L'écrivain américain qui sait si bien mettre en scène "Ces intants-là" nous donne rendez-vous à l'Hôtel du Nord, adresse mythique, non loin de son appartement parisien. Atmosphère, atmosphère. Le canal Saint Martin veille imperturbable, prêt à nous emporter dans une embarcation de fortune pour échapper à une menace soudaine.

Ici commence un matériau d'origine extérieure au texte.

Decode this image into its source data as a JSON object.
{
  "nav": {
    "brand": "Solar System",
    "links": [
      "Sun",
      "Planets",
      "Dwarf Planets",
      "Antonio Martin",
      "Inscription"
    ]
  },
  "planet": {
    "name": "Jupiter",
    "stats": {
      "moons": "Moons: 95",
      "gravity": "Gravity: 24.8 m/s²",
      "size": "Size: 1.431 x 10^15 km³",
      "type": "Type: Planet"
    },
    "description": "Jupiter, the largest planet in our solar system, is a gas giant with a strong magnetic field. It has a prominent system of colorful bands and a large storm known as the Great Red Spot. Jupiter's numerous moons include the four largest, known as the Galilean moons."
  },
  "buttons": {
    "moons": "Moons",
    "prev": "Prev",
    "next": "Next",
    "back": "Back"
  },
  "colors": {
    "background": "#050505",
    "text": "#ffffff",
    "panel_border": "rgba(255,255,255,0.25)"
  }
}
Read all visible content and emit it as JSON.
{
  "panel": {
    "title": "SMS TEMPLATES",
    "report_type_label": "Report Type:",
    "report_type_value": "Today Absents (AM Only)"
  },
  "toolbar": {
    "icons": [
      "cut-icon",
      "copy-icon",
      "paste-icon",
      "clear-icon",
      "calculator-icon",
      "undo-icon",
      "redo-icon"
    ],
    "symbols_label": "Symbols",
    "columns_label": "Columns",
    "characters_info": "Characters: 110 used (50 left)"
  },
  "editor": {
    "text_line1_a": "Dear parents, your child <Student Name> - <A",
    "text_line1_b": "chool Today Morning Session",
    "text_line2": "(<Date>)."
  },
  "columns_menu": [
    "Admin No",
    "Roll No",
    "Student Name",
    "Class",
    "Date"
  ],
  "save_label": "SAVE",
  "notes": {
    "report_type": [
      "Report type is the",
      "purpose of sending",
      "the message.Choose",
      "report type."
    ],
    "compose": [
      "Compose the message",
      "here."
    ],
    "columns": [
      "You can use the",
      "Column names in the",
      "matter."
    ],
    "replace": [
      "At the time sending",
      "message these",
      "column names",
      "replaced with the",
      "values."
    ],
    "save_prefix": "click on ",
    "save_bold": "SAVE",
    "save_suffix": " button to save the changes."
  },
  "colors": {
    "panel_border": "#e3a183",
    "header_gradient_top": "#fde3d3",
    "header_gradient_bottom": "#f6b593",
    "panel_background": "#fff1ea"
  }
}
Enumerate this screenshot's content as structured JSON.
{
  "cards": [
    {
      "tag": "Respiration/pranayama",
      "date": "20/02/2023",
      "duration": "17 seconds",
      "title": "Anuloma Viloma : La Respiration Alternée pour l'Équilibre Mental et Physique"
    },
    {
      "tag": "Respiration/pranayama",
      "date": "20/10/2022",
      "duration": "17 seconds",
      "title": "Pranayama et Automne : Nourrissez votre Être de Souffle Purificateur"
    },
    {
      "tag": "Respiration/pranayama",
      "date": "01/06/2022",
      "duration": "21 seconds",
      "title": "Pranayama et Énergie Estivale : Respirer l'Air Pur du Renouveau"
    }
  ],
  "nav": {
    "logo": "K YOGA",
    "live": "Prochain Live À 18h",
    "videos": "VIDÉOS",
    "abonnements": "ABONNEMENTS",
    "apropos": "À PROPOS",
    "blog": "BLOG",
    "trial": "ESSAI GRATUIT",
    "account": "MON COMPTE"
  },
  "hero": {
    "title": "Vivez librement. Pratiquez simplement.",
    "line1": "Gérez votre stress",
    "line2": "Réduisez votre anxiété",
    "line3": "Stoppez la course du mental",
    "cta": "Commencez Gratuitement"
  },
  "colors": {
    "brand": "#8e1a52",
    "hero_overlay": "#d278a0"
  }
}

Car il faut se méfier d'un écrivain américain francophile qui sait décrire les glissements du réel dans les couches de la mémoire cachée.
"Mirage" parle d’un couple, d’un voyage, d’une disparition… et du mystère qui existe en chacun. « Est-il possible de connaître quelqu’un d’autre ? Chacun a ses secrets, ses zones d’ombre, n’est-ce pas ? Et nous-mêmes ? Ne portons-nous pas nous aussi notre part d’inexploré ? C’est l’un des points de départ de 'Mirage'. J’ai voulu montrer une femme, Robyn, qui pense que tout peut rentrer dans un tableau Excel - elle est expert-comptable- et qui se retrouve débordée par la vie. N’est-ce pas ce qui arrive quand on croit tout maîtriser ? »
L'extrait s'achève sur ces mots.